Thursday, December 22, 2022

ECOCIDE
Keystone pipeline raises concerns after third major spill in five years

By Karen Graham
PublishedDecember 21, 2022

TC Energy restarted a portion of the Keystone Pipeline, but the part of the pipeline where the oil spill occurred was still off line - Copyright AFP Lillian SUWANRUMPHA

TC Energy’s Keystone oil pipeline leaked an estimated 14,000 barrels of oil into a Washington County, Kansas creek on Dec. 7, 2022.

TC Energy claims its crews have recovered a total of 6,973 barrels of oil – nearly half of the 14,000 barrels released into Mill Creek on December 7. TC Energy also says it has restarted parts of the Keystone Pipeline unaffected by the leak in Washington County.

According to The Guardian, this incident was the largest onshore oil spill since at least 2013, the Keystone pipeline’s third major spill in the last five years, and the largest since it began operating in 2010.

Officials are now scrambling to clean up the mess, a mixture of heavy bitumen oil that has been diluted so that it is able to flow through the pipeline.



“This spill in Kansas is going to take years to clean up. TC Energy currently is pretending that this is going to be a two-week cleanup job and everything’s going to be fine,” said Jane Kleeb, founder, and president of Nebraska non-profit Bold Alliance, which helps communities fight fossil fuel projects.

About 22 oil spills have occurred on the Keystone pipeline in the past 12 years, with two other large incidents. TC Energy has only paid $300,000 in fines for previous spills on the Keystone pipeline, even if the spills caused more than $111 million in property damage.

Reuters points out that a review by U.S. Pipeline and Hazardous Materials Safety Administration (PHMSA) this year highlights growing questions by legislators about whether special use permits contribute to oil spills.

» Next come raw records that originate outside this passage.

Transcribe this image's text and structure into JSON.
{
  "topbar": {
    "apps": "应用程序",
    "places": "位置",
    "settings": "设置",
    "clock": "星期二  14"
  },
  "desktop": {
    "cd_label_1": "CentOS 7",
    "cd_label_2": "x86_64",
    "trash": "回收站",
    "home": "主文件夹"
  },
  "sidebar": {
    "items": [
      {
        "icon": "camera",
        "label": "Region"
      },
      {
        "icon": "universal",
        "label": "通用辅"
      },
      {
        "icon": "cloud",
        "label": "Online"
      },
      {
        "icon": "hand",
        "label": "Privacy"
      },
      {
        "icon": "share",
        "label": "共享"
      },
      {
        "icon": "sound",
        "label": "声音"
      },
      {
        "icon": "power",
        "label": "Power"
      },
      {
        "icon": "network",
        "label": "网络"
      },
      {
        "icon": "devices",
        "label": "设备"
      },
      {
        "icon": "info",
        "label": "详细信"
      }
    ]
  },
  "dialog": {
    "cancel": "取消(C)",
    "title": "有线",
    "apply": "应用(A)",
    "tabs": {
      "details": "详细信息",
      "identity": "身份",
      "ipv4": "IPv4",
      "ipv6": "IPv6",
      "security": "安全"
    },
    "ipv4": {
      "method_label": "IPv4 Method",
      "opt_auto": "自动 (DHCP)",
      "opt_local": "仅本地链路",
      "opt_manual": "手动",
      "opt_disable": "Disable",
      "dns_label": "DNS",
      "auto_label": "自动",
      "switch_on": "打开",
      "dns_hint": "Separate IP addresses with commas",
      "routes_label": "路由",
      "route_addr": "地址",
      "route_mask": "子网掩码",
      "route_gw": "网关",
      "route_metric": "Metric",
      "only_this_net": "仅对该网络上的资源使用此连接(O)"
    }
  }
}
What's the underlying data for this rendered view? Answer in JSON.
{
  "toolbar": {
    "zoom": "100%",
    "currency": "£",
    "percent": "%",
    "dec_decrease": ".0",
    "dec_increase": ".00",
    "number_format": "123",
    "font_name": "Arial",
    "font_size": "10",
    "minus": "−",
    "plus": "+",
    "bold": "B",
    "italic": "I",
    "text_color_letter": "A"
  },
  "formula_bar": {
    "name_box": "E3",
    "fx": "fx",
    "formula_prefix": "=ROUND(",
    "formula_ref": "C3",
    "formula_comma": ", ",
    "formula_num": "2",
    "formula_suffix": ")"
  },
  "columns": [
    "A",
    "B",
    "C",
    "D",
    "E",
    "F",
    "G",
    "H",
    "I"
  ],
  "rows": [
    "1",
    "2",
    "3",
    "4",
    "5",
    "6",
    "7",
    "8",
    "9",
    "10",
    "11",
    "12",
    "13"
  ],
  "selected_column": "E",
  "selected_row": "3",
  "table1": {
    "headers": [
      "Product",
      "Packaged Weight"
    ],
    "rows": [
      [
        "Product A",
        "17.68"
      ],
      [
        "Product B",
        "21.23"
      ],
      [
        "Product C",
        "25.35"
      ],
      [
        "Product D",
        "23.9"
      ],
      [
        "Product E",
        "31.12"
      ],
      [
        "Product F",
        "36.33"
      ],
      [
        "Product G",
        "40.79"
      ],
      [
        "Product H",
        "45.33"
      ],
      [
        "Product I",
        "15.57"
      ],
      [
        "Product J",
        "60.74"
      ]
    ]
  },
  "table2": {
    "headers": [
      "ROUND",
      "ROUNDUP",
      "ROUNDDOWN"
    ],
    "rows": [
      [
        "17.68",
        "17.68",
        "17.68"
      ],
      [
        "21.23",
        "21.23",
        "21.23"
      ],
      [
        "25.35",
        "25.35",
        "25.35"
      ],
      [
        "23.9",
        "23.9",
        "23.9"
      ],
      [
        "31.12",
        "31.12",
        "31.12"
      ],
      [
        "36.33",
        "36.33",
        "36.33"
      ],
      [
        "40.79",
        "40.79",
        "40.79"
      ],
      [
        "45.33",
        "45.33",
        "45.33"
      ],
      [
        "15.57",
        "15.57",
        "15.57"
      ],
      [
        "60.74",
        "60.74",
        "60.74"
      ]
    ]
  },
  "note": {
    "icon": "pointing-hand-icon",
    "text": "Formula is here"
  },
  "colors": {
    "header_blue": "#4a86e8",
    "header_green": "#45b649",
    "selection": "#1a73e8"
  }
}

As it turns out, the Keystone Pipeline is the only pipeline to have a special permit to pump oil at a higher pressure. T%his has raised questions about the integrity of the pipeline itself.

The 2021 report to Congress by the U.S. Government Accountability Office (GAO) found that TC Energy performed worse than nationwide averages in the previous five years due to major spills in 2017 and 2019. PHMSA allowed Keystone to run at a higher pressure than other pipelines starting in 2017, subject to 51 conditions.

The latest Keystone spill raises doubts about whether PHMSA adequately assesses risk in granting special permits, said Don Deaver, a pipeline consultant.